Les autorités chinoises affirment que le pays est bien outillé pour atteindre cet objectif. Elles ne perdent pour autant pas de vue les tensions avec un Occident qui semble enclin, d’après les analystes de la place, à mettre fin à l’emprise chinoise sur les chaines d’approvisionnement mondiale.

C’est ainsi qu’une importance capitale est accordée à maintenir l’élan de croissance des hubs industriels du pays, moteur de la projection chinoise à l’international. Ces derniers affichent déjà des projections de croissance très élevées.

Shenzhen, principal hub technologique du pays, prévoit une croissance de 6% de son PIB, alors que le hub financier de Shanghai table sur une croissance de 5,5%.
Après avoir tourné la page du pénible chapitre de la crise sanitaire, avec à la clé une ouverture plus prononcée sur le monde, l’Empire du milieu se prépare à renforcer sa force de frappe commerciale, pour se maintenir au cœur des chaines d’approvisionnement.

« La résilience du commerce extérieur de la Chine n’a pas faibli au cours de ces dernières années, mais elle s’est renforcée », explique Gu Xueming, membre du 14e Comité national de la Conférence consultative politique du peuple chinois (CCPPC), dont les travaux se tiennent en parallèle à ceux de l’APN.

Cette résilience est illustrée par la capacité du commerce extérieur de la Chine à s’adapter rapidement aux changements dans les situations externes et internes, et à maintenir une forte stabilité et durabilité, indique le responsable, également président de l’Académie chinoise du commerce international et de la coopération économique.

« Au cours de ces dernières années, l’ampleur des industries de la Chine s’est accrue.
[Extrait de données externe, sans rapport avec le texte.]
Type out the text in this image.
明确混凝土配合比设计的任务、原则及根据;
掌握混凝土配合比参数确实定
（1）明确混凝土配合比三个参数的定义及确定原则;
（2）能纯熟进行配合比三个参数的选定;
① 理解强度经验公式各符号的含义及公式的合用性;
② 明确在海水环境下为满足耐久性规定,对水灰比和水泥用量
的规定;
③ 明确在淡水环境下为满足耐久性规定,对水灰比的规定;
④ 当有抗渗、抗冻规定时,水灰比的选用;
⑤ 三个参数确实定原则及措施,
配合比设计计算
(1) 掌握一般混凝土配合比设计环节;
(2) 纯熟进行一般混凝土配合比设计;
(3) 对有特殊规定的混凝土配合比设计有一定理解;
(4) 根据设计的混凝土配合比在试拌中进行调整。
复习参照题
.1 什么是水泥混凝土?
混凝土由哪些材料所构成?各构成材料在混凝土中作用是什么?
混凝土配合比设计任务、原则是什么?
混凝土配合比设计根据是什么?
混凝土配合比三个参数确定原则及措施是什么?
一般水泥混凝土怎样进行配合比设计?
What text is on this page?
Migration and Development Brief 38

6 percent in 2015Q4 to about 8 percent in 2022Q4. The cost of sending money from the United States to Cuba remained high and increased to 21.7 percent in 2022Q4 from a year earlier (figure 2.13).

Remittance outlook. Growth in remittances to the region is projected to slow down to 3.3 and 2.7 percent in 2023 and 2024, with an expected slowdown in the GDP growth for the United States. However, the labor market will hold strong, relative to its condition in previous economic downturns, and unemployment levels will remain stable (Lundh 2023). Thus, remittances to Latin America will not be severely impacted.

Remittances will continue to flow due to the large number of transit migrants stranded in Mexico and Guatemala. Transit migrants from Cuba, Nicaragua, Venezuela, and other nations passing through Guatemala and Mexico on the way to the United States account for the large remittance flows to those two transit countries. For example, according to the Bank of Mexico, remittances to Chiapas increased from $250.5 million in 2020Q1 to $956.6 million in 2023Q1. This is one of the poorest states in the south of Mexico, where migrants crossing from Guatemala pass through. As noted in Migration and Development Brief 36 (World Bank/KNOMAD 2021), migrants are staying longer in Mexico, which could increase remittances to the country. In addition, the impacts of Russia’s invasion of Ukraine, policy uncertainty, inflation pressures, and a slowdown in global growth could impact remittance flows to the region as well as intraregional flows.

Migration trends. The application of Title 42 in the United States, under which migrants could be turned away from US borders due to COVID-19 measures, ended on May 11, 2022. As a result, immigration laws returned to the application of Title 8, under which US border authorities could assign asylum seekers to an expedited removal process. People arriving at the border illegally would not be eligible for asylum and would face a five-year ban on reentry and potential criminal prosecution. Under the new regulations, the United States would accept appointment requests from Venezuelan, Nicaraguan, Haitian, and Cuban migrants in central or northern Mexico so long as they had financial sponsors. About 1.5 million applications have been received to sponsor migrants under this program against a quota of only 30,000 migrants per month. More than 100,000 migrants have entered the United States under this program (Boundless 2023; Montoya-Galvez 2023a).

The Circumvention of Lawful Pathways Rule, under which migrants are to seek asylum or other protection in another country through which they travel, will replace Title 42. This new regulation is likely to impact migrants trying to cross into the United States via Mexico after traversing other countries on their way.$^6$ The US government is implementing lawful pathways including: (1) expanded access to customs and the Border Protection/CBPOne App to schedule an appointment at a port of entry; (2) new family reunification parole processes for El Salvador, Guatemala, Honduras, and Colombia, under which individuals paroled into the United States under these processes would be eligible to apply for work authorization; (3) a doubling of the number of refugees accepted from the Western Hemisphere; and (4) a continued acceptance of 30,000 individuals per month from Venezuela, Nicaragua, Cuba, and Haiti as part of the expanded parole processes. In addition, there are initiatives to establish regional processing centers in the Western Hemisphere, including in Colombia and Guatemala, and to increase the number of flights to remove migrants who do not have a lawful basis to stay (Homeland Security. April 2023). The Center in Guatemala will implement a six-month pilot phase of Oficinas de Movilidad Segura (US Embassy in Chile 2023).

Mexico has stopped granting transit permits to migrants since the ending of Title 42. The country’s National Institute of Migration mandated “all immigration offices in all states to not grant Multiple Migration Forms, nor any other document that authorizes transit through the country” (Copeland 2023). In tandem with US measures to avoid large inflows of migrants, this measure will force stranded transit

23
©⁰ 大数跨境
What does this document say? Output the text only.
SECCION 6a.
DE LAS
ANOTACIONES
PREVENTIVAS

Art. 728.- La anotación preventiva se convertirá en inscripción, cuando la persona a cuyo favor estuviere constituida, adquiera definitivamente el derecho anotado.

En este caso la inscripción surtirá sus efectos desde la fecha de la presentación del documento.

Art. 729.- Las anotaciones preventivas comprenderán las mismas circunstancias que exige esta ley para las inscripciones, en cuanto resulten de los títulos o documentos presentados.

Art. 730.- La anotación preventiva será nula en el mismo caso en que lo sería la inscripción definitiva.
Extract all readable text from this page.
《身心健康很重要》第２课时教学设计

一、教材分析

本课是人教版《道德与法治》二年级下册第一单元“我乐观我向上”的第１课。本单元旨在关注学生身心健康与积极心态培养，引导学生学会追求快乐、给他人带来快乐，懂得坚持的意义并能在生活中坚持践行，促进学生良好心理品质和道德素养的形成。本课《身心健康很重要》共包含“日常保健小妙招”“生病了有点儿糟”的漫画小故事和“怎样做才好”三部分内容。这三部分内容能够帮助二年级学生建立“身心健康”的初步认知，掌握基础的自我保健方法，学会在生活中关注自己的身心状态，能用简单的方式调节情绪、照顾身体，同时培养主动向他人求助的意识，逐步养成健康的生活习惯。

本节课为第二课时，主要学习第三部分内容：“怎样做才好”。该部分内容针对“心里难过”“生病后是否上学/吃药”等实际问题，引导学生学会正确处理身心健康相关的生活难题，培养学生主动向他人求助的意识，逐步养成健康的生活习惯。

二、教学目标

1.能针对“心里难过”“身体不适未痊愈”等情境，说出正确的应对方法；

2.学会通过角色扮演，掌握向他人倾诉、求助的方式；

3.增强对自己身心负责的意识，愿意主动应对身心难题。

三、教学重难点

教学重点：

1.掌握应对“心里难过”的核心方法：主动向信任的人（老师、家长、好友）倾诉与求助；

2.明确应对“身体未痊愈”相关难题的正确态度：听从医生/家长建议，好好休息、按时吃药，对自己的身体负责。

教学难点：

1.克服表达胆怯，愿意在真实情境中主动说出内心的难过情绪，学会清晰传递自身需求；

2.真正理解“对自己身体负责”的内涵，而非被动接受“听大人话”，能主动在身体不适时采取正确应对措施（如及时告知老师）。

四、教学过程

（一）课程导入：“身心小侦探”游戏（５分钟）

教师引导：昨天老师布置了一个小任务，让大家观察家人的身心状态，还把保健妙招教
La structure industrielle continue d’être optimisée et son architecture d’être perfectionnée, ce qui engendre une forte résilience et rend les industries et les chaînes d’approvisionnement du commerce extérieur de la Chine irremplaçables », soutient-il.

« Cette année, nous allons stabiliser les marchés traditionnels, comme les Etats-Unis, l’Europe, le Japon et la Corée du Sud, tout en tirant parti des marchés émergents, incluant la région Amérique latine et les pays impliqués dans l’initiative des nouvelles Routes de la soie », a-t-il dit.

La lancée de la Chine risque de se heurter à la guerre commerciale qui bat son plein entre ce pays et les Etats-Unis et dépendra, d’après les analystes, des compromis auxquels les deux rivaux pourraient parvenir selon l’évolution de la situation géostratégique mondiale.

Beijing mise sur sa disposition affichée à s’ouvrir pour éviter la confrontation avec les Etats-Unis. Une visite en Chine de la Secrétaire américaine au Commerce, Gina Raimondo, serait en cours de préparation, selon les médias.

Commentant les informations au sujet de cette visite, le ministère chinois du Commerce a indiqué, dans un communiqué publié mercredi, que la Chine est prête à engager un dialogue sur les questions commerciales avec les Etats-Unis.

« Nous estimons qu’il est très important pour les départements de commerce des deux parties de maintenir le dialogue et la communication », a dit le ministère.

L’enjeu est de taille. Il est question de mettre fin à une guerre commerciale qui dure depuis 2018 et qui a eu pour effet de réduire à 18% la part de la Chine dans les importations américaines de marchandises contre 22% au début de la guerre, selon le Peterson Institute for international economics, basé à Washington.